Google and iHeartMedia are in pretty deep over what the FTC calls “unfair or deceptive acts or practices in or affecting commerce.” In a lawsuit filed by the Federal Trade Commission, seven states have alleged that on-air advertisements for Google’s 2019 flagship phone, the Pixel 4, consisted of false testimonials by radio personalities. That’s because the script being read on-air was predicated on the radio host actually using a Pixel 4, when in reality, Google refused to send them the phone in advance.
The search giant paid iHeartMedia – who owns iHeartRadio – more than $2.6 million for the ad spots, while 11 smaller radio stations received a combined $2 million.
According to iHeartMedia, Google was asked repeatedly to send Pixel 4 units to the company’s influencers ahead of the advertisements’ recording in October 2019. Google refused to do so, and only later sent five units to represent the five markets where the ads would be heard. In total, almost 29,000 deceptive ads were aired in late 2019 and early 2020.
The script for these ads reads similar to the quote below. Obviously, some varied (you can listen to them courtesy of the FTC), but this gives you an idea of what led to this situation.
The only thing I love more than taking the perfect photo? Taking the perfect photo at night.
With Google Pixel 4 both are a cinch.
It’s my favorite phone camera out there, especially in low light, thanks to Night Sight Mode.
I’ve been taking studio-like photos of everything . . . my son’s football game . . . a meteor shower . . . a rare spotted owl that landed in my backyard. Pics or it didn’t happen, am I right?
Pixel 4 is more than just great pics. It’s also great at helping me get stuff done, thanks to the new voice-activated Google Assistant that can handle multiple tasks at once.

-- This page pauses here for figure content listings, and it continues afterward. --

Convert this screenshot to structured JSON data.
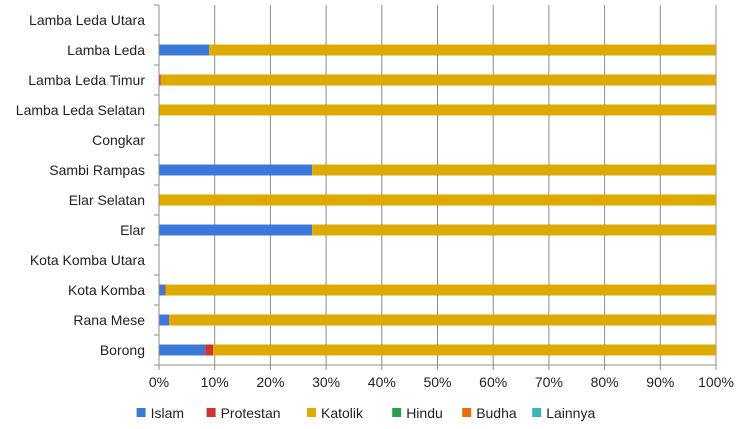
{
  "chart_data": {
    "type": "bar",
    "orientation": "horizontal",
    "stacked": true,
    "percent_stacked": true,
    "title": "",
    "xlabel": "",
    "ylabel": "",
    "xlim": [
      0,
      100
    ],
    "x_ticks": [
      "0%",
      "10%",
      "20%",
      "30%",
      "40%",
      "50%",
      "60%",
      "70%",
      "80%",
      "90%",
      "100%"
    ],
    "grid": true,
    "legend_position": "bottom",
    "categories": [
      "Lamba Leda Utara",
      "Lamba Leda",
      "Lamba Leda Timur",
      "Lamba Leda Selatan",
      "Congkar",
      "Sambi Rampas",
      "Elar Selatan",
      "Elar",
      "Kota Komba Utara",
      "Kota Komba",
      "Rana Mese",
      "Borong"
    ],
    "series": [
      {
        "name": "Islam",
        "color": "#3c78d8",
        "values": [
          0,
          9.0,
          0,
          0,
          0,
          27.5,
          0,
          27.5,
          0,
          1.0,
          1.8,
          8.3
        ]
      },
      {
        "name": "Protestan",
        "color": "#cc3333",
        "values": [
          0,
          0,
          0.3,
          0,
          0,
          0,
          0,
          0,
          0,
          0.2,
          0,
          1.4
        ]
      },
      {
        "name": "Katolik",
        "color": "#ddaa00",
        "values": [
          0,
          91.0,
          99.7,
          100,
          0,
          72.5,
          100,
          72.5,
          0,
          98.8,
          98.2,
          90.3
        ]
      },
      {
        "name": "Hindu",
        "color": "#2e9e4f",
        "values": [
          0,
          0,
          0,
          0,
          0,
          0,
          0,
          0,
          0,
          0,
          0,
          0
        ]
      },
      {
        "name": "Budha",
        "color": "#e66c10",
        "values": [
          0,
          0,
          0,
          0,
          0,
          0,
          0,
          0,
          0,
          0,
          0,
          0
        ]
      },
      {
        "name": "Lainnya",
        "color": "#3bb3b7",
        "values": [
          0,
          0,
          0,
          0,
          0,
          0,
          0,
          0,
          0,
          0,
          0,
          0
        ]
      }
    ]
  }
}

I can read up on the latest health fads, ask for directions to the nearest goat yoga class (yes, that’s a thing), and text the location to mom hands-free. . . .
Not only are these ads deceptive by nature (any influencer who tells you to buy something without trying it for themselves first is always shifty), but this is also another example of Google’s failure to get the ball rolling with the Pixel 4. Up until the release of these devices, Google didn’t seem to know what they were doing with the device line. The first couple generations were far from smash-hits or community favorites like old Nexus phones, and the Pixel 3 and 3 XL were some of the most divisive and controversial. The Pixel 4 and 4 XL didn’t help the situation with weird design choices, poor battery life, underwhelming cameras, and a somewhat gimmicky Soli radar system.

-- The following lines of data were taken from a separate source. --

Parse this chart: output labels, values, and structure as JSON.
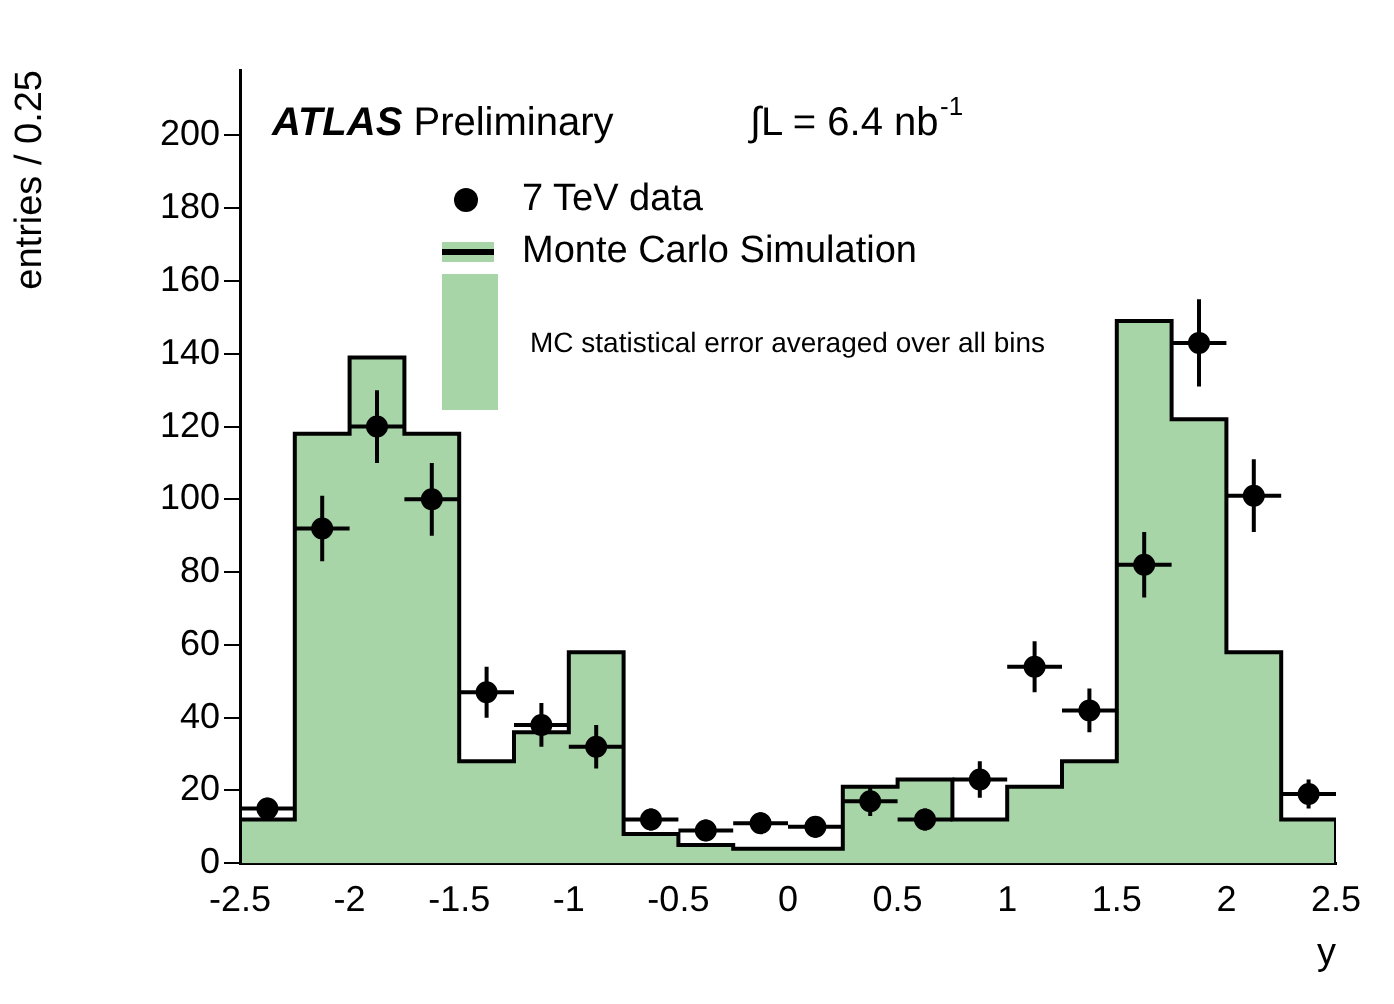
{
  "chart_data": {
    "type": "histogram",
    "xlabel": "y",
    "ylabel": "entries / 0.25",
    "bins": [
      -2.5,
      -2.25,
      -2.0,
      -1.75,
      -1.5,
      -1.25,
      -1.0,
      -0.75,
      -0.5,
      -0.25,
      0.0,
      0.25,
      0.5,
      0.75,
      1.0,
      1.25,
      1.5,
      1.75,
      2.0,
      2.25,
      2.5
    ],
    "series": [
      {
        "name": "Monte Carlo Simulation",
        "color": "#a8d5a8",
        "values": [
          12,
          118,
          139,
          118,
          28,
          36,
          58,
          8,
          5,
          4,
          4,
          21,
          23,
          12,
          21,
          28,
          149,
          122,
          58,
          12
        ]
      },
      {
        "name": "7 TeV data",
        "type": "scatter",
        "color": "#000000",
        "x": [
          -2.375,
          -2.125,
          -1.875,
          -1.625,
          -1.375,
          -1.125,
          -0.875,
          -0.625,
          -0.375,
          -0.125,
          0.125,
          0.375,
          0.625,
          0.875,
          1.125,
          1.375,
          1.625,
          1.875,
          2.125,
          2.375
        ],
        "values": [
          15,
          92,
          120,
          100,
          47,
          38,
          32,
          12,
          9,
          11,
          10,
          17,
          12,
          23,
          54,
          42,
          82,
          143,
          101,
          19
        ],
        "errors": [
          3,
          9,
          10,
          10,
          7,
          6,
          6,
          3,
          3,
          3,
          3,
          4,
          3,
          5,
          7,
          6,
          9,
          12,
          10,
          4
        ],
        "xerrors": [
          0.125,
          0.125,
          0.125,
          0.125,
          0.125,
          0.125,
          0.125,
          0.125,
          0.125,
          0.125,
          0.125,
          0.125,
          0.125,
          0.125,
          0.125,
          0.125,
          0.125,
          0.125,
          0.125,
          0.125
        ]
      }
    ],
    "annotations": [
      "ATLAS Preliminary",
      "∫L = 6.4 nb$^{-1}$",
      "MC statistical error averaged over all bins"
    ],
    "xlim": [
      -2.5,
      2.5
    ],
    "xticks": [
      -2.5,
      -2,
      -1.5,
      -1,
      -0.5,
      0,
      0.5,
      1,
      1.5,
      2,
      2.5
    ],
    "ylim": [
      0,
      218
    ],
    "yticks": [
      0,
      20,
      40,
      60,
      80,
      100,
      120,
      140,
      160,
      180,
      200
    ],
    "grid": false,
    "legend": "top",
    "marker": "circle"
  }
}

I actually liked the Pixel 4 XL because, well, I’m a huge fan of the Pixel series as a whole. But it’s not surprising to see these kinds of adverts from Google who, at that point, was struggling to sell units at scale. The phones were largely not received very well, and you can imagine that Google wasn’t confident enough to send a bunch of radio hosts free phones to “praise” on the air. Not that that gives them a good excuse to avoid sending the phones, but it’s easy to imagine what was going through Google’s head.
Google and iHeartMedia reached settlement with the FTC who will now bar both companies from misrepresenting the experiences of the individuals who endorse future advertised products. The companies will also pay $9.4 million in damages.